2.4. Réglementation et promotion de la foresterie privée

Eu égard aux forêts communales et privées, les lois forestières récemment adoptées ou modifiées tendent généralement à alléger les mesures de réglementation et de contrôle en matière de planification de la gestion, d'exploitation forestière et de commercialisation des produits forestiers. Dans cet esprit, elles fixent des conditions minimales et des critères de performance, confirmant les droits des propriétaires forestiers d'avoir recours aux services offerts par le secteur privé. Des lignes directrices sur les meilleures pratiques de gestion et sur les approbations tacites sont de plus en plus utilisées. En plus des aides au développement de la production forestière, de nouvelles incitations visent à promouvoir la protection de la biodiversité et la conservation de la nature. On assiste à un soutien accru en faveur des mesures destinées à remédier aux problèmes structurels par des encouragements à la recherche et au transfert de technologies, par une plus grande intégration du secteur forestier aux autres secteurs de la production primaire et par une amélioration de la compétitivité des industries du bois sur les marchés nationaux et internationaux.

La plupart des lois examinées imposent nombre de restrictions et d'obligations aux propriétaires forestiers privés, mais beaucoup d'entre elles leur reconnaissent le droit d'être indemnisés des pertes qu'ils subissent en conséquence. Bien souvent, ces limitations quant à l'utilisation des forêts privées ne résultent pas uniquement de la législation forestière; elles peuvent aussi être liées aux conditions d'accès aux financements (comme indiqué dans le paragraphe suivant).

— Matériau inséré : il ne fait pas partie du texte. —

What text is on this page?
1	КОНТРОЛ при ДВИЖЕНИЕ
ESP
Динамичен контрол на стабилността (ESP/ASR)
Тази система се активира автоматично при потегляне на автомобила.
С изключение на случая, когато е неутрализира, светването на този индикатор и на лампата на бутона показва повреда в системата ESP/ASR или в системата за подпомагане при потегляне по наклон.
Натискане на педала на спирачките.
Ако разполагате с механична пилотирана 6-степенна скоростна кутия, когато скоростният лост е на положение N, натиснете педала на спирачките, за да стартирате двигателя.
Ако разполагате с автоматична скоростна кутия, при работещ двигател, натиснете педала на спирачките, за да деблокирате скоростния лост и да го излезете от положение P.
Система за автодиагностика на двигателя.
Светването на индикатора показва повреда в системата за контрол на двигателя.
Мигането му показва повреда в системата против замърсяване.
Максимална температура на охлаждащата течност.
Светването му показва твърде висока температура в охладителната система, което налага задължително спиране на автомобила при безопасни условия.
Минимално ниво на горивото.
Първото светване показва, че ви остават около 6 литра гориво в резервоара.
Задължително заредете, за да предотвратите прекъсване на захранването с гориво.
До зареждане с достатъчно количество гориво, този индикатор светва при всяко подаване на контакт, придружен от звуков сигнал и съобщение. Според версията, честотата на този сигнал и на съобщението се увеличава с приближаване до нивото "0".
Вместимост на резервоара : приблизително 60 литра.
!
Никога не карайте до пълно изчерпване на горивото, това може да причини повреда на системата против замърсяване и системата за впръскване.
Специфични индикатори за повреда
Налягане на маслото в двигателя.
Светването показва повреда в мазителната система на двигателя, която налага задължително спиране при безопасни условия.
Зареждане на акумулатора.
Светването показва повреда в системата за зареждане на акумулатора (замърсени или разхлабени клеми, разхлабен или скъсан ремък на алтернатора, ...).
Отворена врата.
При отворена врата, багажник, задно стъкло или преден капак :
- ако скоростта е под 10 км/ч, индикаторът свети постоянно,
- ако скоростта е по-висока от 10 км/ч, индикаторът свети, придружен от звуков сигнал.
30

La loi britannique exige un permis pour les coupes d'arbres en forêt privée, sauf en cas d'éclaircie ou lorsqu'il s'agit de petites quantités (art. 9). Cependant, une compensation peut être accordée aux propriétaires à qui un permis de coupe a été refusé (art. 11). Des terres privées peuvent être affectées à la foresterie en vertu de conventions conclues entre l'administration et le propriétaire concerné (art. 5). Dans ce cas, un plan de travail spécifique est approuvé et les demandes de permis de coupe, présentées conformément à ce plan, ne peuvent être rejetées que de façon exceptionnelle (art. 14). Aux termes de la loi chypriote, des forêts peuvent être volontairement placées sous la protection, le contrôle et la gestion de l'administration. Les dispositions relatives à la prise en charge des coûts, à la durée, etc. sont convenues d'un commun accord entre le propriétaire et de directeur des forêts (art. 10).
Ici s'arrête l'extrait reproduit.